2021 (April 1-December 31) (1)

$

81,986

2022

 

13,821

2023

 

126,023

2024

 

201,580

2025

 

369,102

Thereafter

 

672,843

$

1,465,355

Add: Unamortized fair value debt adjustment

 

6,236

Subtract: Deferred financing costs, net

 

(10,840)

Total

$

1,460,751

(1)$74.7 million represents a loan in connection with The District at Scottsdale. The loan has a June 2021 maturity date and contains two (2) three-month extension options, subject to certain conditions.

The net book value of real estate assets providing collateral for these above borrowings, including the Amended Senior Credit Facility, Second Amended Junior Credit Facility and Fannie Facility, was $1,971.2 million as of March 31, 2021.

The mortgage loans encumbering the Company’s properties are generally nonrecourse, subject to certain exceptions for which the Company would be liable for any resulting losses incurred by the lender. These exceptions vary from loan to loan but generally include fraud or a material misrepresentation, misstatement or omission by the borrower, intentional or grossly negligent conduct by the borrower that harms the property or results in a loss to the lender, filing of a bankruptcy petition by the borrower, either directly or indirectly, and certain environmental liabilities.
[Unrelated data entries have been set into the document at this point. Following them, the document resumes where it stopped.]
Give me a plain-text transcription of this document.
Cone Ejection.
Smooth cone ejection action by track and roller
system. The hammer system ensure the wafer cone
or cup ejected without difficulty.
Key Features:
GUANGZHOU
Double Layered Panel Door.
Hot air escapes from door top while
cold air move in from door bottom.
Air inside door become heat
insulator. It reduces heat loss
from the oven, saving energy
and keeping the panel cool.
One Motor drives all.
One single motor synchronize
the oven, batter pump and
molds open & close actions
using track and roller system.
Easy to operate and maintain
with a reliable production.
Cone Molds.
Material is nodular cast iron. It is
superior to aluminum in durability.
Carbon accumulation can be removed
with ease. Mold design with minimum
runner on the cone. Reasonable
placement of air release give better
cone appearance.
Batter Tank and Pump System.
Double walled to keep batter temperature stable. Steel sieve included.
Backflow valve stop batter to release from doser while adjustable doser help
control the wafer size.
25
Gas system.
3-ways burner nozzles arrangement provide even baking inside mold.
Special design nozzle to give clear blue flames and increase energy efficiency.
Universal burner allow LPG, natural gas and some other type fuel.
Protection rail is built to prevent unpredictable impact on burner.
In addition, upon the occurrence of certain events, such as fraud or filing of a bankruptcy petition by the borrower, the Company or our joint ventures would be liable for the entire outstanding balance of the loan, all interest accrued thereon and certain other costs, including penalties and expenses. The mortgage loans generally have a period where a prepayment fee or yield maintenance would be required.